3 ways to get Pandas DataFrame row count
The Pandas it's a popular data manipulation library. The Pandas has over 15k stars on Github. It's an open-source project that allows, among others: automatic and explicit data alignment, easy handling of missing data, Intelligent label-based slicing, indexing, and subsetting of large data sets, merging data sets, or flexible reshaping and pivoting of data sets There are 3 ways to get the row count from Pandas DataFrame. I will describe them all in this article. My preferred way is to use df.shape
to get number of rows and columns. This method is fast and simple.
1. df.shape
Let's create a simple DataFrame:
import pandas as pd
df = pd.DataFrame({"a": [1,2,3], "b": [4,5,6]})
The notebook view:
The simplest approach to get row count is to use df.shape
. It returns the touple with a number of rows and columns:
nrows, ncols = df.shape
If you would like to get only the number of rows, you can try the following:
nrows, _ = df.shape
# or
nrows = df.shape[0]
2. len(df)
The fastest approach (slightly faster than df.shape
) is just to call len(df)
or len(df.index)
. Both approaches return the DataFrame row count, the same as the index
length.
nrows = len(df)
# or
nrows = len(df.index)
3. df[df.columns[0]].count()
We can use count()
function to count a number of not null values. We can select the column by name or using df.columns
list:
nrows = df["a"].count()
# or
nrows = df[df.columns[0]].count()
It is the slowest method because it counts non-null values.

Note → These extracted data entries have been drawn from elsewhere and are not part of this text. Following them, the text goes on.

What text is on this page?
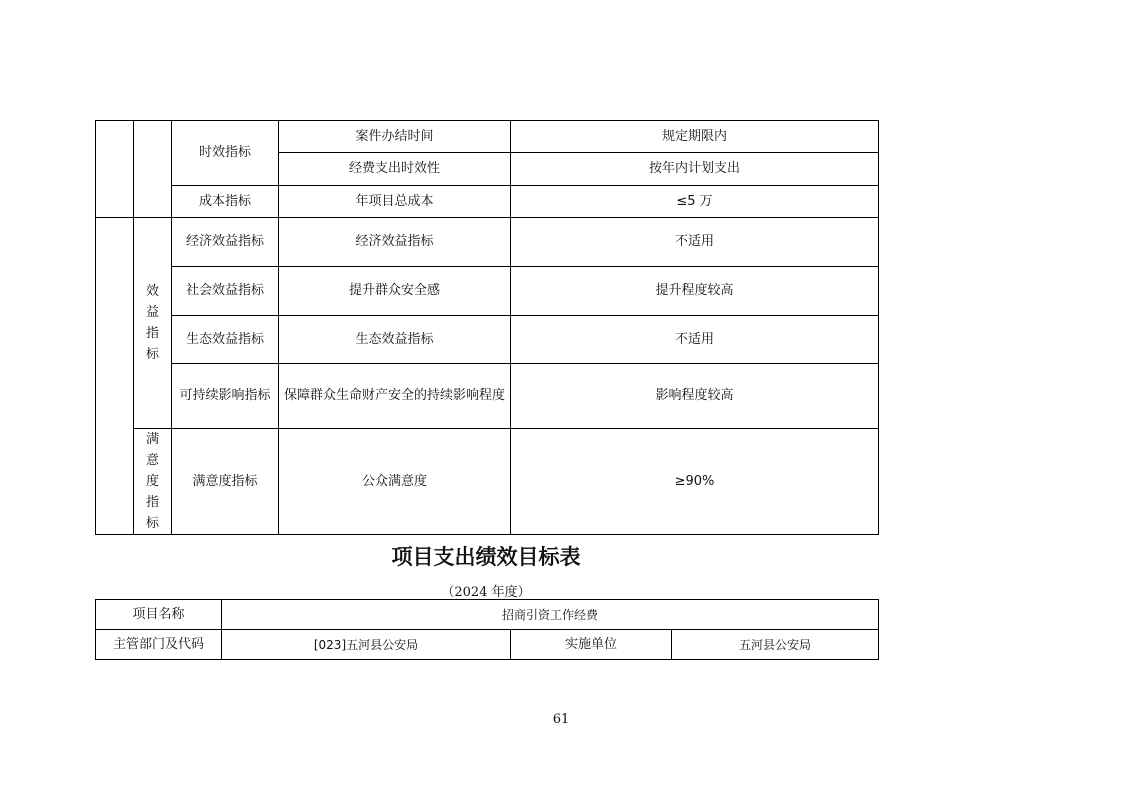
		时效指标	案件办结时间	规定期限内
			经费支出时效性	按年内计划支出
		成本指标	年项目总成本	≤5 万

	效益指标	经济效益指标	经济效益指标	不适用
		社会效益指标	提升群众安全感	提升程度较高
		生态效益指标	生态效益指标	不适用
		可持续影响指标	保障群众生命财产安全的持续影响程度	影响程度较高

	满意度指标	满意度指标	公众满意度	≥90%
项目支出绩效目标表
（2024 年度）
项目名称	招商引资工作经费		
主管部门及代码	[023]五河县公安局	实施单位	五河县公安局
61
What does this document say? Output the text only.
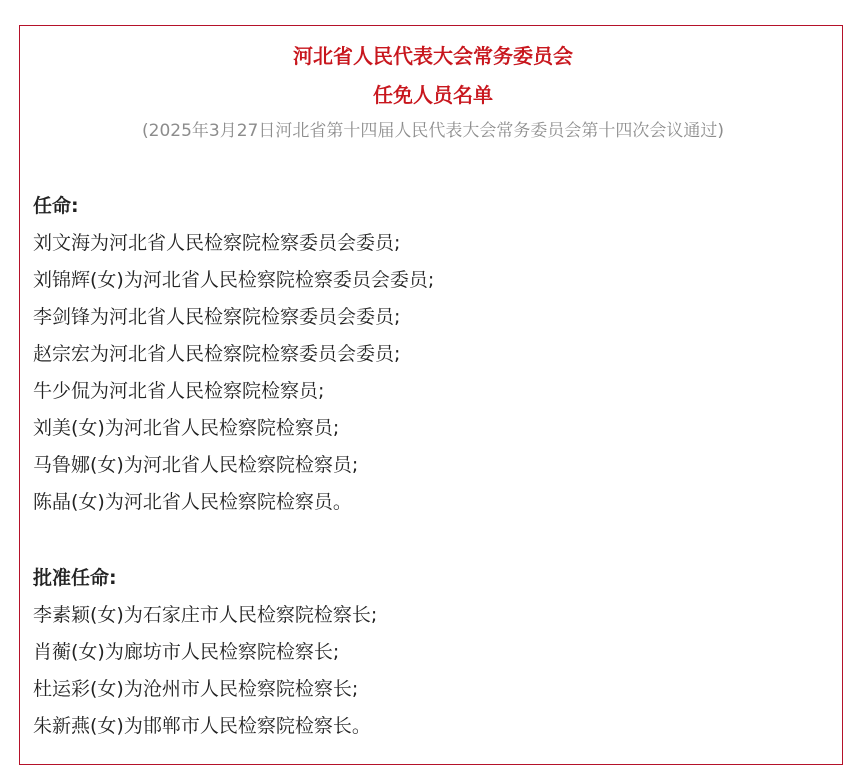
河北省人民代表大会常务委员会
任免人员名单
(2025年3月27日河北省第十四届人民代表大会常务委员会第十四次会议通过)
任命:
刘文海为河北省人民检察院检察委员会委员;
刘锦辉(女)为河北省人民检察院检察委员会委员;
李剑锋为河北省人民检察院检察委员会委员;
赵宗宏为河北省人民检察院检察委员会委员;
牛少侃为河北省人民检察院检察员;
刘美(女)为河北省人民检察院检察员;
马鲁娜(女)为河北省人民检察院检察员;
陈晶(女)为河北省人民检察院检察员。
批准任命:
李素颖(女)为石家庄市人民检察院检察长;
肖蘅(女)为廊坊市人民检察院检察长;
杜运彩(女)为沧州市人民检察院检察长;
朱新燕(女)为邯郸市人民检察院检察长。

Below is the image with the code for all three methods:
Performance
I've compared the performance of methods using timeit
magic command in Jupyter Notebook.
The fastest approach is to use len(df.index)
. The slowest approach is to count non-null values with count()
.
Summary
Padas DataFrame is a great way to manipulate data (small or large). My preferred way is to use df.shape
. The method is speedy and additionally provides information about a number of columns.